Part of the project includes restoring fish and wildlife habitats, scheduled for completion in 2015.

This restoration project is a public-private partnership between the U.S. Environmental Protection Agency, the U.S. Army Corps of Engineers, Honeywell, Buffalo Niagara Riverkeeper, New York Department of Environmental Conservation, the City of Buffalo and Erie County.

In Lewiston, $600,000 went toward research of lake trout and sturgeon in the Niagara River.

Sea lampreys, an invasive species, are threatening these fish.
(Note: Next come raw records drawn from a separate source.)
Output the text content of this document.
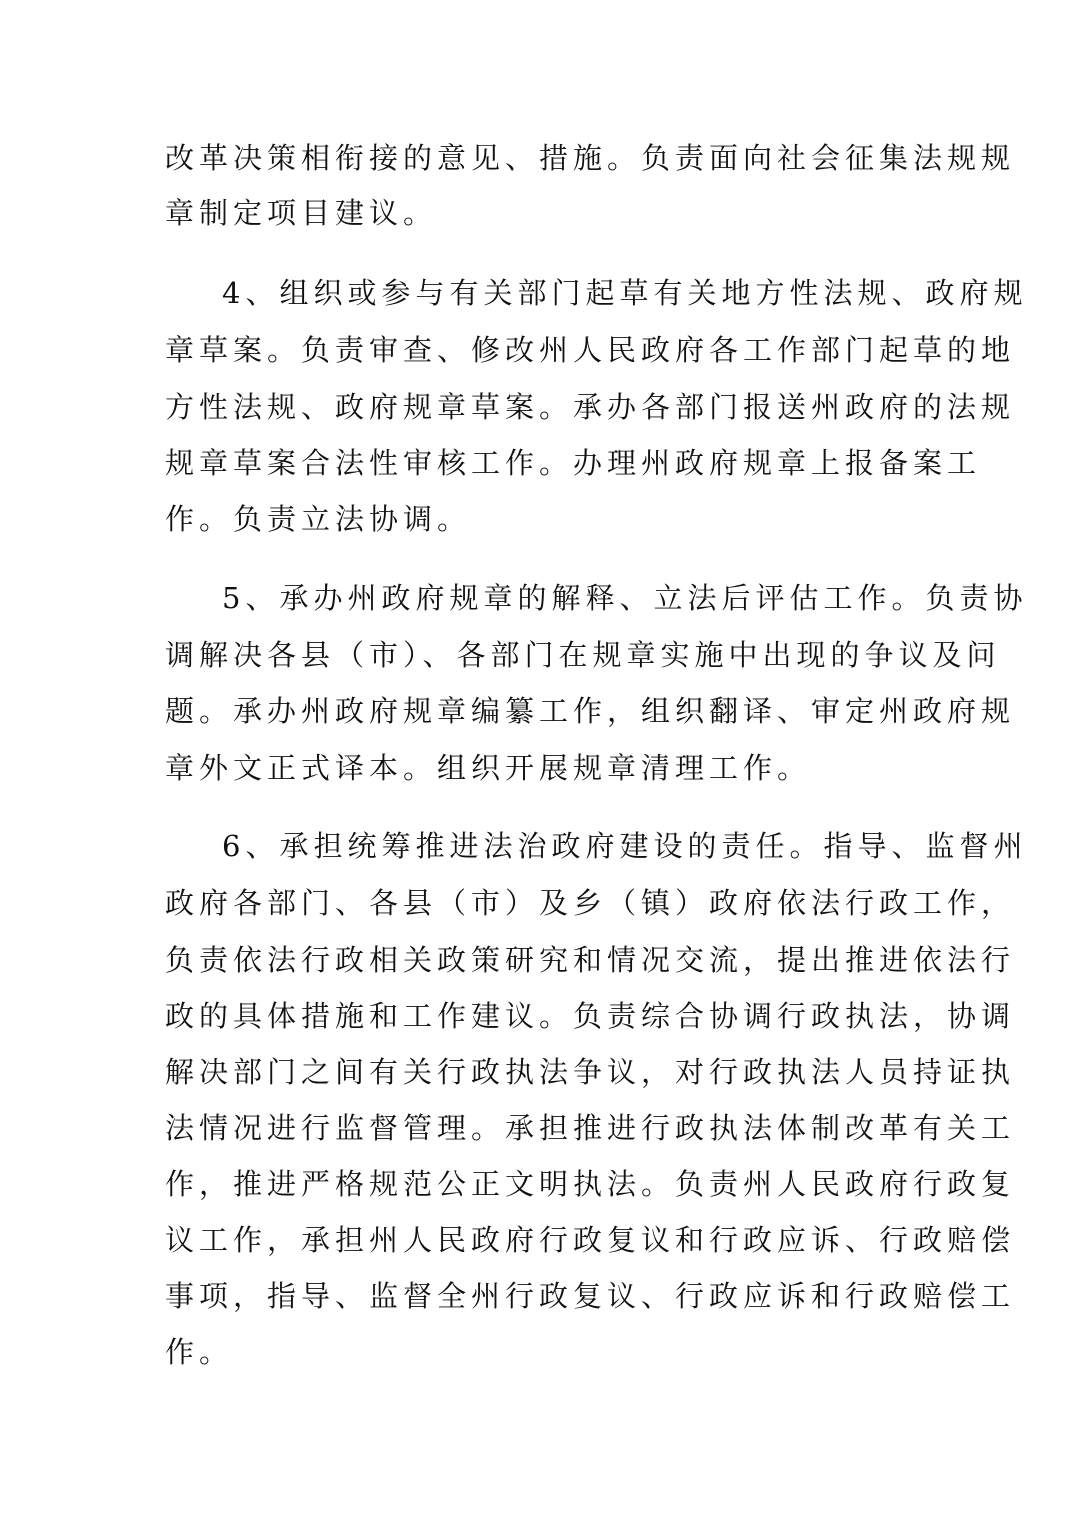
改革决策相衔接的意见、措施。负责面向社会征集法规规

章制定项目建议。

4、组织或参与有关部门起草有关地方性法规、政府规

章草案。负责审查、修改州人民政府各工作部门起草的地

方性法规、政府规章草案。承办各部门报送州政府的法规

规章草案合法性审核工作。办理州政府规章上报备案工

作。负责立法协调。

5、承办州政府规章的解释、立法后评估工作。负责协

调解决各县（市）、各部门在规章实施中出现的争议及问

题。承办州政府规章编纂工作，组织翻译、审定州政府规

章外文正式译本。组织开展规章清理工作。

6、承担统筹推进法治政府建设的责任。指导、监督州

政府各部门、各县（市）及乡（镇）政府依法行政工作，

负责依法行政相关政策研究和情况交流，提出推进依法行

政的具体措施和工作建议。负责综合协调行政执法，协调

解决部门之间有关行政执法争议，对行政执法人员持证执

法情况进行监督管理。承担推进行政执法体制改革有关工

作，推进严格规范公正文明执法。负责州人民政府行政复

议工作，承担州人民政府行政复议和行政应诉、行政赔偿

事项，指导、监督全州行政复议、行政应诉和行政赔偿工

作。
Researchers have been trying to find ways to boost the populations of lake trout and sturgeon since the sea lamprey invaded the Great Lakes in the 1960s.

This project led to a discovery that lake trout are spawning in the Niagara River and now researchers are looking at other sections of the river where the fish can spawn as a way to boost populations.

Similar research on the lake sturgeon is ongoing in the Niagara River.

Another $530,000 has been used for pharmaceutical collection programs in New York, Pennsylvania, Illinois, Indiana and Ohio.

Pharmaceuticals, such as antidepressants and antibiotics, are turning up in most U.S. waterways that have been tested. Many of the chemicals are not removed at wastewater treatment plants and can harm fish and wildlife. Numerous studies have already found these chemicals in Great Lakes fish.

In West Seneca, $65,000 was used to restore the 14 acres of the Oxbow Wetland in the Buffalo Creek.

More than 12,000-square-feet of two invasive species—Japanese knotweed and Common reed—have been removed from the wetland.

The Buffalo-Niagara Riverkeeper succeeded in getting a private donor to agree to put half of the wetland into a conservation easement that would protect it from development. The organization is still working to bring the remaining 16 acres into the conservation easement.